Commentary around allegations against the actor has been heated, but the story has brought about an important dialogue about sex

Hanna Lee

Aziz Ansari at the 2017 Golden Globes. Photo courtesy of Reuters.

On January 7, 2018, Aziz Ansari won a Golden Globe in a black suit adorned with a Time’s Up pin, a symbol of solidarity with women in the industry. Six days later, he was accused of sexual misconduct.

Ansari has spent his career displaying his understanding of nuances—of the dating world, of gender inequality, of racism. Through his acting, directing, and writing, he has shown that he gets the awkward moments and complications that come with living as a young person in the world.

His encounter with “Grace” was not one of those awkward moments. In a piece published in babe, Grace painstakingly details her date with Ansari, where, after bringing her to his apartment and ignoring her multiple verbal and nonverbal cues of discomfort, she left crying. It was not, as Bari Weiss put it in the New York Times, simply “bad sex.” Grace says it left her feeling violated, upset and awful. But it wasn’t illegal or inherently violent; in fact, it sounded more like an everyday, uncomfortable occurrence. However, what’s so insidious about this incident lies in how relatable it is.

For many women involved with men, the feeling of having one’s boundaries ignored is eerily familiar—the feeling that her body does not truly belong to her. It’s knowing that something is wrong, but also feeling like you’d be weak for saying so. Or because it’s not a big deal. Or because you don’t want to be rude. Or any of the multitude of reasons both men and women use to explain away the grey area between consent and coercion. They are not the same, but they have become linked—coercion leads to (reluctant) consent, because it’s romance. Because women should be chased. Because saying “no” makes it a game.

Or because, like Ansari, he’s a “nice guy.” He is known and applauded for his liberal values: he identifies as a feminist, he talks about racism and Refinery29 dubbed him a “Woke Bae” in 2016. The issue with rewarding men for having basic human decency is that it leads to seeing people in absolutes—he’s either a “woke activist” who can do no wrong, or an evil rapist. Public perceptions of sexual assault become limited to one scenario where a woman is violently attacked by an armed stranger—everything outside of that is invalid. And since Grace agreed to go on a date with him—since he’s a feminist and has a Netflix show and is an all-around cool guy—nothing that he did afterward could be wrong.

Instead of being praised for well-intentioned but ultimately performative gestures, men should be expected to re-examine their own behaviour and figure out how they contribute to a culture still so weighed against women. Anyone identifying as a feminist should be educating themselves on the way the movement and its causes are changing—such as the way feminists want to redefine consent.

“Culture changes very quickly, and we are all coming to understand heterosexuality in new ways than we had before,” says Judith Taylor, a women and gender studies associate professor at the University of Toronto. “[The babe piece] is an extraordinary game-changer that enters new possibilities into public discourse and public practice.

In response to Grace, Caitlin Flanagan wrote in The Atlantic, “In so many ways, compared with today’s young women, we were weak… But as far as getting away from a man who was trying to pressure us into sex we didn’t want, we were strong.” Flanagan argued that while female sex education was lacking in the past, Grace had written “3,000 words of revenge porn” in response to feeling romantically rejected by Ansari.
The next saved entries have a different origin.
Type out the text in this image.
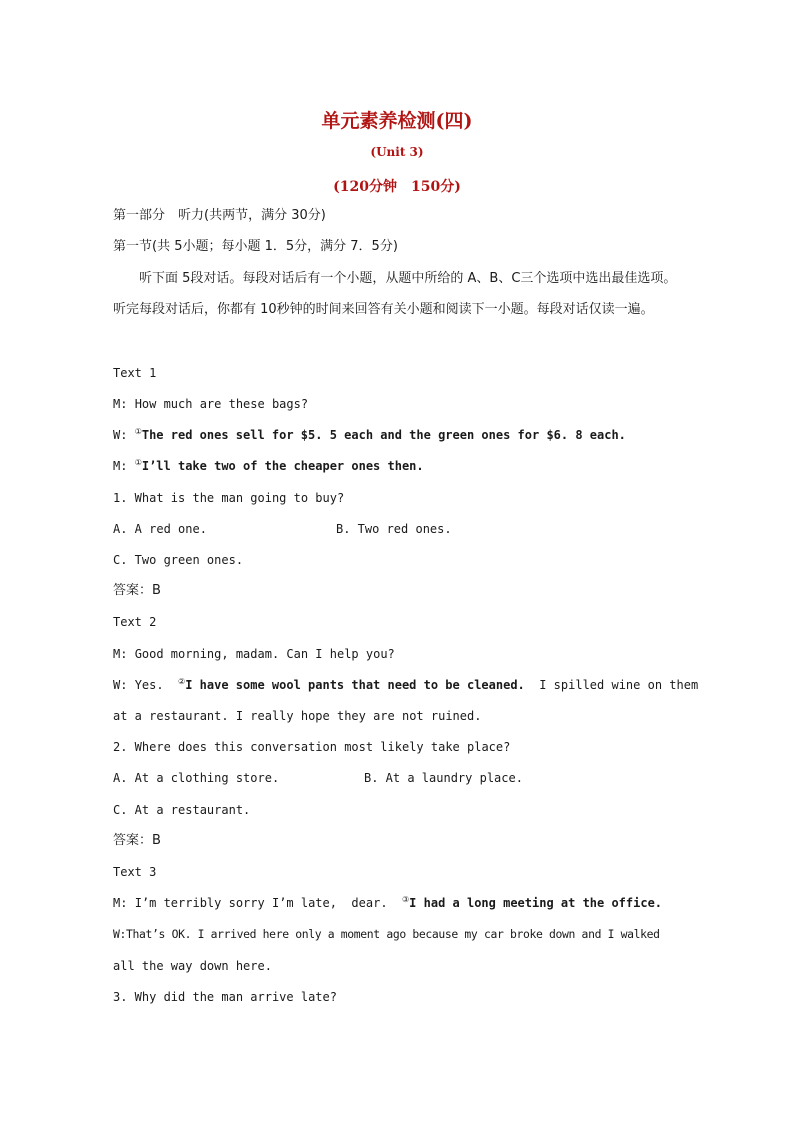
单元素养检测(四)
(Unit 3)
(120分钟　150分)
第一部分　听力(共两节，满分 30分)
第一节(共 5小题；每小题 1．5分，满分 7．5分)
听下面 5段对话。每段对话后有一个小题，从题中所给的 A、B、C三个选项中选出最佳选项。听完每段对话后，你都有 10秒钟的时间来回答有关小题和阅读下一小题。每段对话仅读一遍。
Text 1
M: How much are these bags?
W: ①The red ones sell for $5. 5 each and the green ones for $6. 8 each.
M: ①I’ll take two of the cheaper ones then.
1. What is the man going to buy?
A. A red one.	B. Two red ones.
C. Two green ones.
答案：B
Text 2
M: Good morning, madam. Can I help you?
W: Yes.  ②I have some wool pants that need to be cleaned.  I spilled wine on them
at a restaurant. I really hope they are not ruined.
2. Where does this conversation most likely take place?
A. At a clothing store.	B. At a laundry place.
C. At a restaurant.
答案：B
Text 3
M: I’m terribly sorry I’m late,  dear.  ③I had a long meeting at the office.
W:That’s OK. I arrived here only a moment ago because my car broke down and I walked
all the way down here.
3. Why did the man arrive late?
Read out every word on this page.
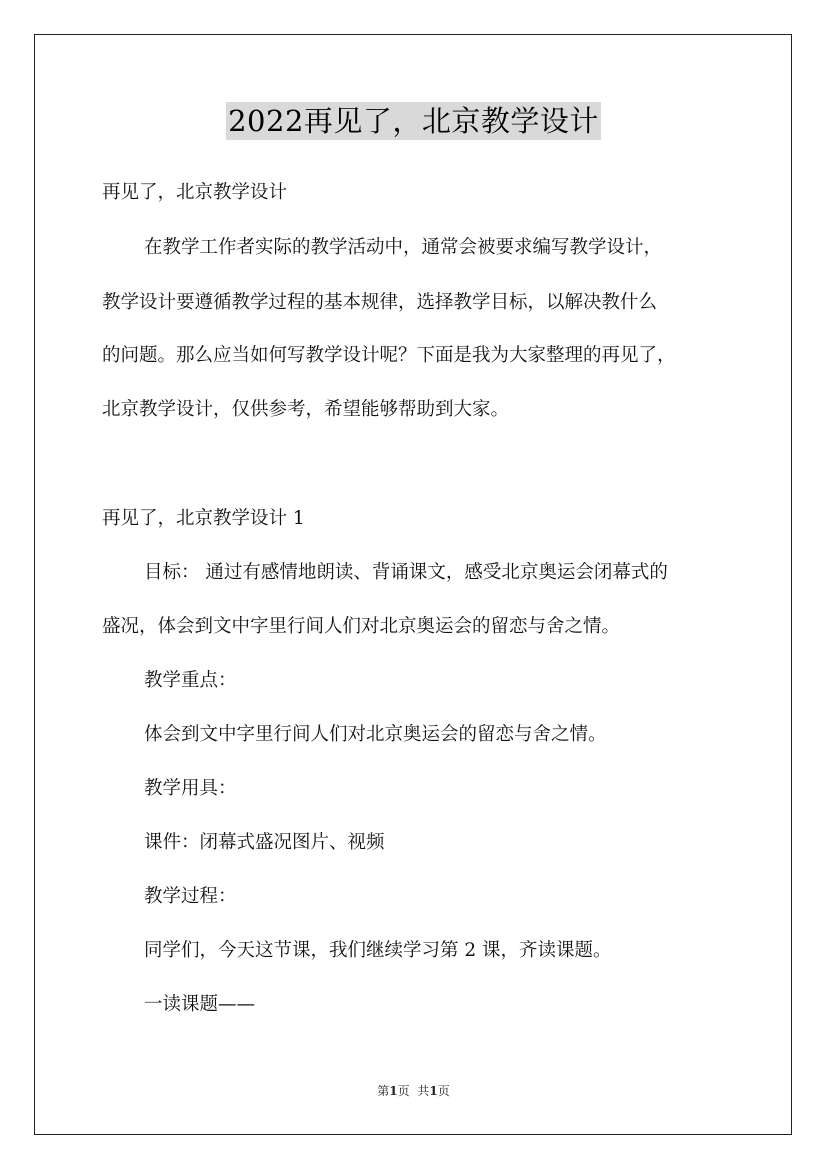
2022再见了，北京教学设计
再见了，北京教学设计
在教学工作者实际的教学活动中，通常会被要求编写教学设计，
教学设计要遵循教学过程的基本规律，选择教学目标，以解决教什么
的问题。那么应当如何写教学设计呢？下面是我为大家整理的再见了，
北京教学设计，仅供参考，希望能够帮助到大家。
再见了，北京教学设计 1
目标： 通过有感情地朗读、背诵课文，感受北京奥运会闭幕式的
盛况，体会到文中字里行间人们对北京奥运会的留恋与舍之情。
教学重点：
体会到文中字里行间人们对北京奥运会的留恋与舍之情。
教学用具：
课件：闭幕式盛况图片、视频
教学过程：
同学们，今天这节课，我们继续学习第 2 课，齐读课题。
一读课题——
第1页 共1页
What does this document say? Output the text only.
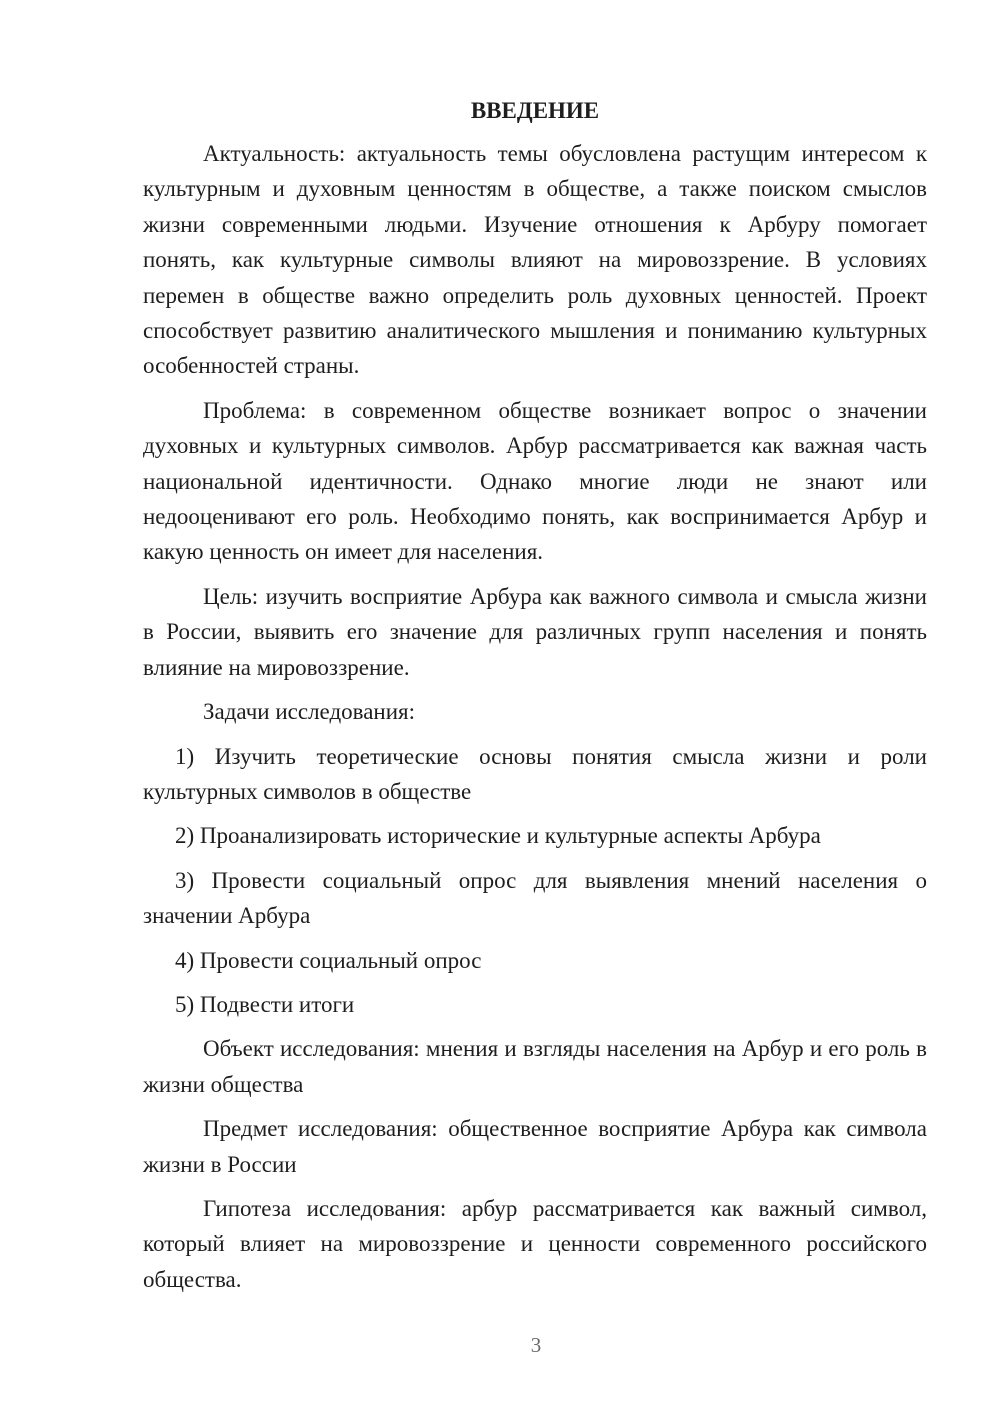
ВВЕДЕНИЕ

Актуальность: актуальность темы обусловлена растущим интересом к культурным и духовным ценностям в обществе, а также поиском смыслов жизни современными людьми. Изучение отношения к Арбуру помогает понять, как культурные символы влияют на мировоззрение. В условиях перемен в обществе важно определить роль духовных ценностей. Проект способствует развитию аналитического мышления и пониманию культурных особенностей страны.

Проблема: в современном обществе возникает вопрос о значении духовных и культурных символов. Арбур рассматривается как важная часть национальной идентичности. Однако многие люди не знают или недооценивают его роль. Необходимо понять, как воспринимается Арбур и какую ценность он имеет для населения.

Цель: изучить восприятие Арбура как важного символа и смысла жизни в России, выявить его значение для различных групп населения и понять влияние на мировоззрение.

Задачи исследования:

1) Изучить теоретические основы понятия смысла жизни и роли культурных символов в обществе
2) Проанализировать исторические и культурные аспекты Арбура
3) Провести социальный опрос для выявления мнений населения о значении Арбура
4) Провести социальный опрос
5) Подвести итоги

Объект исследования: мнения и взгляды населения на Арбур и его роль в жизни общества

Предмет исследования: общественное восприятие Арбура как символа жизни в России

Гипотеза исследования: арбур рассматривается как важный символ, который влияет на мировоззрение и ценности современного российского общества.

3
She ended the piece by saying women today are “angry and temporarily powerful,” and that they had “destroyed a man who didn’t deserve it.”

The piece sparked even more conversation—feminist author and speaker Jessica Valenti, whose tweets in response to the original babe piece were quoted in the Atlantic op-ed, called Flanagan’s piece “so bad and irresponsible” and “much more dogmatic and singular than the very nuanced conversation happening right now.” It’s a real-time look at the increasing disconnect between older women, who identify as feminists, and the new generation, who also identify as feminists. We are embracing the nuances—that, as writer David Klion put it, sexual misconduct cannot be solely defined legally if we want to change the overall culture around sexual consent.

“One of the marks of social change is that you see that newer generations see that they don’t have to put up with what other people of prior generations have,” says Taylor.

The argument was never about whether Ansari’s actions were criminal or unforgivable, but about why so many women can relate to Grace’s experience, and what should be changed about heterosexual encounters in the future. Perhaps the question now isn’t how a woman chooses to “get away” from an unrelenting man, but what makes that man feel so entitled to sex with her in the first place.